Vegetable Oil Vs. Olive Oil: SPICEography Showdown

Olive oil and vegetable oil are two of the most common cooking oils. Most serious cooks will keep both around, but is one better than the other? Can you switch one out for the other? Let’s see how they compare in this SPICEography Showdown.

How does olive oil differ from vegetable oil?

Olive oil and vegetable oil have different sources. Olive oil is extracted from olive fruits. Because it comes from a plant, it meets the definition of vegetable oil, but it comes from the fruit of one type of plant. Vegetable oil is a blend of oils that have been extracted from different plants. A vegetable oil blend may include olive oil, but most of it is likely to be soybean or canola oil.

Olive oil and vegetable oil aren’t processed to the same extent. Unlike other vegetable oils, you can consume olive oil that has been freshly pressed from the fruit with no further processing. The oils that make up vegetable oil are highly processed.

Olive oil’s smoke point depends on how much it has been processed. The smoke point is the temperature at which the heated oil will begin to burn and produce smoke. Extra virgin olive oil is the least processed olive oil, and it has a very low smoke point, which means that you won’t be able to use it for high-temperature cooking.

The smoke point of extra virgin olive oil can be as low as 320 degrees Fahrenheit. All vegetable oil blends have high smoke points, which generally start at around 400 degrees but can range significantly higher.

The less processing olive oil undergoes, the stronger its flavor. Extra virgin olive oil has a strong herbaceous flavor profile with hints of grassiness and lightly peppery notes.
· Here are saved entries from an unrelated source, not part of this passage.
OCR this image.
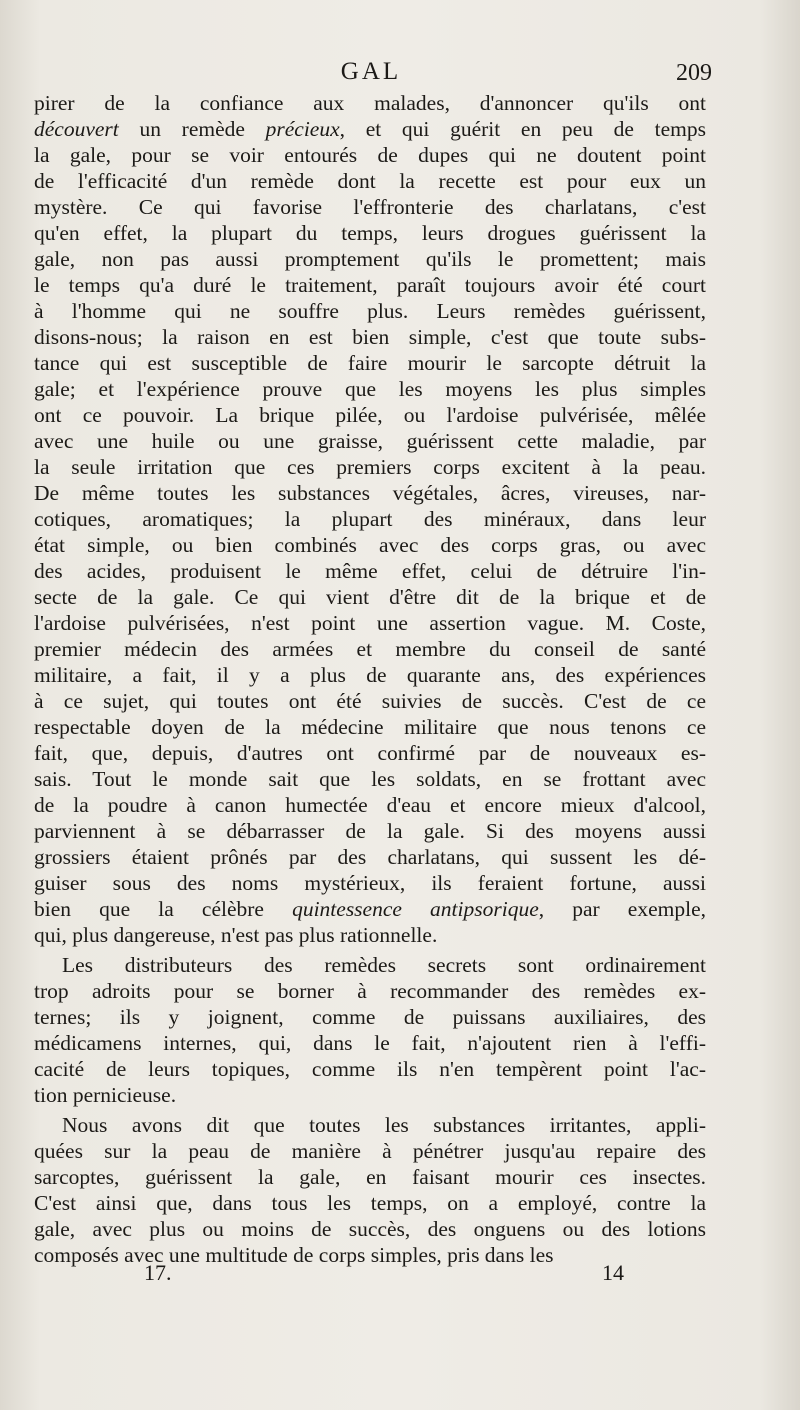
GAL	209
pirer de la confiance aux malades, d'annoncer qu'ils ont
découvert un remède précieux, et qui guérit en peu de temps
la gale, pour se voir entourés de dupes qui ne doutent point
de l'efficacité d'un remède dont la recette est pour eux un
mystère. Ce qui favorise l'effronterie des charlatans, c'est
qu'en effet, la plupart du temps, leurs drogues guérissent la
gale, non pas aussi promptement qu'ils le promettent; mais
le temps qu'a duré le traitement, paraît toujours avoir été court
à l'homme qui ne souffre plus. Leurs remèdes guérissent,
disons-nous; la raison en est bien simple, c'est que toute subs-
tance qui est susceptible de faire mourir le sarcopte détruit la
gale; et l'expérience prouve que les moyens les plus simples
ont ce pouvoir. La brique pilée, ou l'ardoise pulvérisée, mêlée
avec une huile ou une graisse, guérissent cette maladie, par
la seule irritation que ces premiers corps excitent à la peau.
De même toutes les substances végétales, âcres, vireuses, nar-
cotiques, aromatiques; la plupart des minéraux, dans leur
état simple, ou bien combinés avec des corps gras, ou avec
des acides, produisent le même effet, celui de détruire l'in-
secte de la gale. Ce qui vient d'être dit de la brique et de
l'ardoise pulvérisées, n'est point une assertion vague. M. Coste,
premier médecin des armées et membre du conseil de santé
militaire, a fait, il y a plus de quarante ans, des expériences
à ce sujet, qui toutes ont été suivies de succès. C'est de ce
respectable doyen de la médecine militaire que nous tenons ce
fait, que, depuis, d'autres ont confirmé par de nouveaux es-
sais. Tout le monde sait que les soldats, en se frottant avec
de la poudre à canon humectée d'eau et encore mieux d'alcool,
parviennent à se débarrasser de la gale. Si des moyens aussi
grossiers étaient prônés par des charlatans, qui sussent les dé-
guiser sous des noms mystérieux, ils feraient fortune, aussi
bien que la célèbre quintessence antipsorique, par exemple,
qui, plus dangereuse, n'est pas plus rationnelle.
Les distributeurs des remèdes secrets sont ordinairement
trop adroits pour se borner à recommander des remèdes ex-
ternes; ils y joignent, comme de puissans auxiliaires, des
médicamens internes, qui, dans le fait, n'ajoutent rien à l'effi-
cacité de leurs topiques, comme ils n'en tempèrent point l'ac-
tion pernicieuse.
Nous avons dit que toutes les substances irritantes, appli-
quées sur la peau de manière à pénétrer jusqu'au repaire des
sarcoptes, guérissent la gale, en faisant mourir ces insectes.
C'est ainsi que, dans tous les temps, on a employé, contre la
gale, avec plus ou moins de succès, des onguens ou des lotions
composés avec une multitude de corps simples, pris dans les
17.	14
Vegetable oil has none of these flavors or much of any other flavors for that matter. Vegetable oil’s flavor profile is neutral or close to it, which means that it has very little flavor of any kind.

There are different grades of olive oil, which means that some are more expensive than others; however, most are still more expensive than vegetable oil. Vegetable oil is one of the most affordable cooking oils available.

Can you use olive oil as a substitute for vegetable oil and vice versa?

The noticeable flavor that you can get from some types of olive oil makes it unsuitable as a vegetable oil substitute in many applications. Olive oil can overpower the flavors of other ingredients in a dish and will stand out, which won’t be good if your recipe specifies vegetable oil.

The low smoke point can also be a problem since vegetable oil is often used in dishes that must be cooked over high heat. Olive oil may be a better substitute in some raw applications since it will retain its health benefits.

Vegetable oil won’t be a good substitute for olive oil if the olive oil flavor is vital to the dish since vegetable oil is largely flavorless.

When should you use olive oil, and when should you use vegetable oil?

Use olive oil for flavor, especially extra virgin olive oil. It is also important for the health-boosting compounds it provides. To get the most flavor and to maximize its health benefits, it is best to consume extra virgin olive oil uncooked or in dishes cooked over low heat.

Vegetable oil’s neutral flavor allows ingredients to shine and can result in cleaner-tasting dishes. Its high smoke point is useful for stir-fries and other high-heat cooking styles.